Tom Ellis

Personal information
- Full name: Thomas Charles Ellis
- Born: 11 March 1904 Balmain, New South Wales, Australia
- Died: 23 May 1995 (aged 91) Punchbowl, New South Wales, Australia

Playing information
- Position: Fullback
Club
| Years | Team | Pld | T | G | FG | P |
| 1923–33 | Newtown | 135 | 9 | 276 | 0 | 579 |
Representative
| Years | Team | Pld | T | G | FG | P |
| 1928 | New South Wales | 1 | 0 | 0 | 0 | 0 |
- Source:
- Relatives: Greg Ellis (nephew) Allan Ellis (brother) Keith Ellis (brother)

= Tom Ellis (rugby league) =

Australian rugby league footballer

Thomas Charles Ellis (1904 – 1995) was an Australian rugby league footballer who played in the 1920s and 1930s.

==Background==
Ellis was born at Balmain South in 1904.

==Playing career==
Ellis went on to come one of the finest players ever to represent the Newtown club.

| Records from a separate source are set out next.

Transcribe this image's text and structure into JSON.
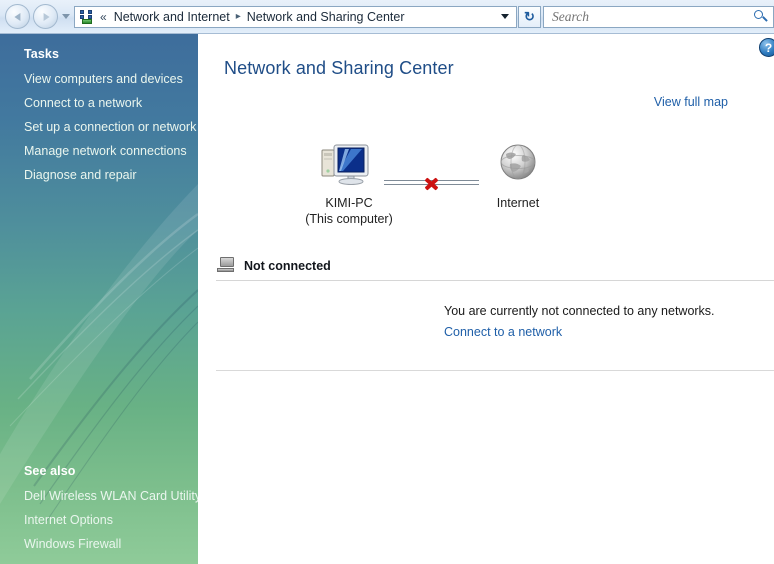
{
  "window": {
    "controls": [
      "minimize-button",
      "maximize-button",
      "close-button"
    ]
  },
  "navbar": {
    "back_icon": "back-arrow-icon",
    "forward_icon": "forward-arrow-icon",
    "recent_pages_icon": "chevron-down-icon",
    "address_icon": "network-icon",
    "overflow_chevrons": "«",
    "breadcrumbs": [
      {
        "label": "Network and Internet"
      },
      {
        "label": "Network and Sharing Center"
      }
    ],
    "breadcrumb_separator": "▸",
    "address_dropdown_icon": "chevron-down-icon",
    "refresh_glyph": "↻",
    "refresh_icon": "refresh-icon",
    "search": {
      "placeholder": "Search",
      "value": "",
      "icon": "search-icon"
    }
  },
  "sidebar": {
    "tasks_heading": "Tasks",
    "tasks": [
      {
        "label": "View computers and devices"
      },
      {
        "label": "Connect to a network"
      },
      {
        "label": "Set up a connection or network"
      },
      {
        "label": "Manage network connections"
      },
      {
        "label": "Diagnose and repair"
      }
    ],
    "see_also_heading": "See also",
    "see_also": [
      {
        "label": "Dell Wireless WLAN Card Utility"
      },
      {
        "label": "Internet Options"
      },
      {
        "label": "Windows Firewall"
      }
    ],
    "gradient_top": "#3e6d9c",
    "gradient_bottom": "#8fcb99"
  },
  "content": {
    "help_glyph": "?",
    "help_icon": "help-circle-icon",
    "page_title": "Network and Sharing Center",
    "title_color": "#1f4d87",
    "view_full_map_label": "View full map",
    "link_color": "#1f5fa8",
    "network_map": {
      "computer_node": {
        "icon": "computer-icon",
        "label": "KIMI-PC",
        "sublabel": "(This computer)"
      },
      "internet_node": {
        "icon": "globe-icon",
        "label": "Internet"
      },
      "connection": {
        "status_icon": "red-x-icon",
        "broken": true,
        "error_color": "#cc1111"
      }
    },
    "status_section": {
      "icon": "disconnected-computer-icon",
      "title": "Not connected",
      "message": "You are currently not connected to any networks.",
      "action_label": "Connect to a network"
    }
  }
}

A Marrickville junior, Ellis played 11 seasons for Newtown between 1923 and 1933.

He retired after winning the 1933 Grand Final, playing fullback in the Newtown Jets premiership team. A prolific goal kicker, Tom Ellis scored over 500 points in his 144 grade career at Newtown.

His only representative appearance was in 1928, when he played one match for New South Wales.

He coached the Newtown third grade team for many years, and won the premiership with them in 1935. He was the brother of fellow Newtown legends Keith Ellis and Allan Ellis.

Tom Ellis died on 23 May 1995, aged 91.